Awarded USGS 104b grant (FY 2022) on studying the hydraulic transients in water distribution systems
Our project Hydraulic transients in water distribution systems – the role of unsteady friction and groundwater contamination has been awarded a 1-year research grant from U.S. Department of the Interior Water Resources Research Act Program.
This project develops a risk assessment tool to evaluate the health risks associated with contaminated water intrusions in distribution systems caused by hydraulic transients. This work is motivated by the increasing demands for drinking water supply due to population and city growth. In turn, this leads to expansion of existing pipeline networks with more connections and flow control structures. Performance optimization of such complex networks involves non-trivial control procedures that can generate significant hydraulic transient events propagating in all parts of the system.

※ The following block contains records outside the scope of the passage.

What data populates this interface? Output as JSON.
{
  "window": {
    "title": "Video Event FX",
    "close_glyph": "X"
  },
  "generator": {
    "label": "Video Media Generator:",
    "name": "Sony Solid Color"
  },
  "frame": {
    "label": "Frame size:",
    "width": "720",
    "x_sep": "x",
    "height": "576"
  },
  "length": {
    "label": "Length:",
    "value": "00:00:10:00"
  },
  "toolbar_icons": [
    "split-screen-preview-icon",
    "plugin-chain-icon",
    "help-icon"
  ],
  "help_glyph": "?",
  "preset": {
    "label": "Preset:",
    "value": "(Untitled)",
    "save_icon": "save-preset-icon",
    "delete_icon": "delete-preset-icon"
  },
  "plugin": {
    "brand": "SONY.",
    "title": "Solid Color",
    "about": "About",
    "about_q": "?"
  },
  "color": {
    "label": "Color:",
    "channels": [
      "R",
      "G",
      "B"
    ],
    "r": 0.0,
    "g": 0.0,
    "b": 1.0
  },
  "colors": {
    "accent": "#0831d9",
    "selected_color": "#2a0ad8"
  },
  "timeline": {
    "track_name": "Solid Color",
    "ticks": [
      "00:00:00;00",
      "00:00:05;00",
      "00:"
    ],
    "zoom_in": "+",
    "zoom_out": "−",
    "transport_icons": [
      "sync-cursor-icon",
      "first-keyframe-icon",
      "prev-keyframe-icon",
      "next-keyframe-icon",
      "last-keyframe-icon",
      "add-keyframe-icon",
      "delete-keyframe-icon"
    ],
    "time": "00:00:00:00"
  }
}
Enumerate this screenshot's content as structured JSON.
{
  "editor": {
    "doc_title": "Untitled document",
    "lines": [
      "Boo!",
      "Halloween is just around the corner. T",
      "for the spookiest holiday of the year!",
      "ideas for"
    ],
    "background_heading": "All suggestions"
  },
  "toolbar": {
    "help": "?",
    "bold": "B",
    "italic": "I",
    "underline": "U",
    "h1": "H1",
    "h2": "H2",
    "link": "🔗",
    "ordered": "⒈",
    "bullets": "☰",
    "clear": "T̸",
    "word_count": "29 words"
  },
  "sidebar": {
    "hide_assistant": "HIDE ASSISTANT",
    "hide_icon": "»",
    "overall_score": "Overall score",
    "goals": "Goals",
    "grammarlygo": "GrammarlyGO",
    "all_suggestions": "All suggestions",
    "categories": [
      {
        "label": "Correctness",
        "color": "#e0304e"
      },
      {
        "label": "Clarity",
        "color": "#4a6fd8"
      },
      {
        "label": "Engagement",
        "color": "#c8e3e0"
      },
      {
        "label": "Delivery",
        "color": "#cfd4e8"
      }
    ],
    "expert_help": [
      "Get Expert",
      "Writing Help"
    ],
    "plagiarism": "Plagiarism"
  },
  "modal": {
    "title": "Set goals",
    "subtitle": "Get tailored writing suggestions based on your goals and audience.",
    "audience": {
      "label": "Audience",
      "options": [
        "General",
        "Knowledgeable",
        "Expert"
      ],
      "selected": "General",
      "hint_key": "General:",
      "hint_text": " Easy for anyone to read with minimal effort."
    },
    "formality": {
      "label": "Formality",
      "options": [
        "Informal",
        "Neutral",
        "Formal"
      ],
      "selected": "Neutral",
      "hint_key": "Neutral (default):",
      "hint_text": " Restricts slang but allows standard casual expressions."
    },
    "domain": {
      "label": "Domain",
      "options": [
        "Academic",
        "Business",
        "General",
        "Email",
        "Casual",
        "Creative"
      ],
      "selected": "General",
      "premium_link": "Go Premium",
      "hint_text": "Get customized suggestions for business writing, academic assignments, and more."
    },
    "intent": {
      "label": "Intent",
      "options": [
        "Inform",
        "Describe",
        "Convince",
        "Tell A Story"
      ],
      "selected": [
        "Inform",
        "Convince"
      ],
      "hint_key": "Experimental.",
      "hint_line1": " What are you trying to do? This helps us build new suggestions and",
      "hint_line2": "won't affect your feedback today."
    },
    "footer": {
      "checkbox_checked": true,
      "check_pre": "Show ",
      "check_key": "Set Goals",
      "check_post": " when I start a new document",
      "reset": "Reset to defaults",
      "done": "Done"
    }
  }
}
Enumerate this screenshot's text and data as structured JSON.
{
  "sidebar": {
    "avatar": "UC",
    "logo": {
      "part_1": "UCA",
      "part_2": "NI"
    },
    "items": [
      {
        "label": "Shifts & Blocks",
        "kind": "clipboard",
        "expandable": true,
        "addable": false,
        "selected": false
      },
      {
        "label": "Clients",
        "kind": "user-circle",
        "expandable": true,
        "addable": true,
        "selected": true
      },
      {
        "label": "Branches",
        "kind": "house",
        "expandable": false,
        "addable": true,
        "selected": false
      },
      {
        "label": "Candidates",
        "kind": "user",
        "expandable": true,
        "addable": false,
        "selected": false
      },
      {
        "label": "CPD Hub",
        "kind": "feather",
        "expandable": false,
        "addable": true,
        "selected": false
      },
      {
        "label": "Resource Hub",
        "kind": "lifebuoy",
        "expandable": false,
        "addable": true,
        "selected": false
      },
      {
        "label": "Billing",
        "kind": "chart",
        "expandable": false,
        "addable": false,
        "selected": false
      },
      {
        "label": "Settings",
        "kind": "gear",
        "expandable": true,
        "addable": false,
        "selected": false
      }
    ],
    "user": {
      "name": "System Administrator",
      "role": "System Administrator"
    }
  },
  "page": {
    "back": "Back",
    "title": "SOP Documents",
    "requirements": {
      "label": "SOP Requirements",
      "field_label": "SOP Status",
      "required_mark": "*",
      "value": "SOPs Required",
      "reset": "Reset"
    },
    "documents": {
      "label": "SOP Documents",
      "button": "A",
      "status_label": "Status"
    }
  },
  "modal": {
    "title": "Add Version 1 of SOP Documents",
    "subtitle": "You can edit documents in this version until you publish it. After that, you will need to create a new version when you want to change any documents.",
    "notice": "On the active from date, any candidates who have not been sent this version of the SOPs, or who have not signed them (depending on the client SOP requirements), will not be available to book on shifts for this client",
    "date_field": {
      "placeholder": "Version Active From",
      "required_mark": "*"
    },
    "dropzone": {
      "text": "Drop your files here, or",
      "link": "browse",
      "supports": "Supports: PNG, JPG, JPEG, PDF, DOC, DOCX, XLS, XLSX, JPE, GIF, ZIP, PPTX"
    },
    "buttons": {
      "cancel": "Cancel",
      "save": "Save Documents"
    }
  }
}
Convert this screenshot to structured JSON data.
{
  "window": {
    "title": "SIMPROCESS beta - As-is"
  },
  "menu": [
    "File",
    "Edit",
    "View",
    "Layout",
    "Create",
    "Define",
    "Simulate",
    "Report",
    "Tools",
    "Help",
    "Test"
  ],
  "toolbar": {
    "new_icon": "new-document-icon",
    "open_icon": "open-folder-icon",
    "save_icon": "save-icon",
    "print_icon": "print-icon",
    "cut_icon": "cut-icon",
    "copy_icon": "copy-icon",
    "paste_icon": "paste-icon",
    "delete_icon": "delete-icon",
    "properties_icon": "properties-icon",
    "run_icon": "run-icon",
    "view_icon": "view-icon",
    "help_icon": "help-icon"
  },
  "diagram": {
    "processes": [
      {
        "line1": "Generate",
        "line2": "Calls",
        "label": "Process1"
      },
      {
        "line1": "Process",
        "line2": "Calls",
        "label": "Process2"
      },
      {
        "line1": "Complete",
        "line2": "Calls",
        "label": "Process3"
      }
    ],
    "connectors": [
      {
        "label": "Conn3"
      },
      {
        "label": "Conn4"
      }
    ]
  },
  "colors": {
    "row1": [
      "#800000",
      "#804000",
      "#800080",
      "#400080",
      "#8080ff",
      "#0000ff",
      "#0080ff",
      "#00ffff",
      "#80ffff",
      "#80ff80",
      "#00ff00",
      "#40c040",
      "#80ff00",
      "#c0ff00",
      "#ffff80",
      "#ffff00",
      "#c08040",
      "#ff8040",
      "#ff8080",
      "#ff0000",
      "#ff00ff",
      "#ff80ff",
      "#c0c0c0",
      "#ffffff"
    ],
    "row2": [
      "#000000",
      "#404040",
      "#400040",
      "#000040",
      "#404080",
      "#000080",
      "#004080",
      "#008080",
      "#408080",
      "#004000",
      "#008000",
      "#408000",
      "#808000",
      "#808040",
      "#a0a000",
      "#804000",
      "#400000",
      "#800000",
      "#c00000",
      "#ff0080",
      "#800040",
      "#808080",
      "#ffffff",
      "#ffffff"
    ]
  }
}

One potential public health consequence is the intrusion of sewage-contaminated groundwater into the pipeline at pipe leaks caused by negative pressure surges. Because transients occur over short timescales, source tracing after an event is improbable, if not impossible at all; the high contaminant concentrations that lead to human illnesses has already been flushed downstream. Thus, a predictive model must be used to assess the associated health risks. This proposed research consists of two phases. In the first phase, we critically re-examine 1D unsteady friction models and the orifice equation for modeling leakage using detailed experiments. The experimental setup is a reservoir-pipe-valve system that provides optical access for particle image velocimetry (PIV) and laser-induced fluorescence (LIF) measurements. In the second phase, we couple a hydraulic transient model to the advective-diffusion-reaction equation for the monitoring of contaminant (e.g., heavy metals and pathogens) intrusions into pipelines due to suction at leaks. Combining the predicted contaminant concentrations with dosage-response studies and human water consumption behaviors, we construct risk maps for an illustrative water distribution system that show likelihood of consumers falling ill due to the usage of contaminated drinking water.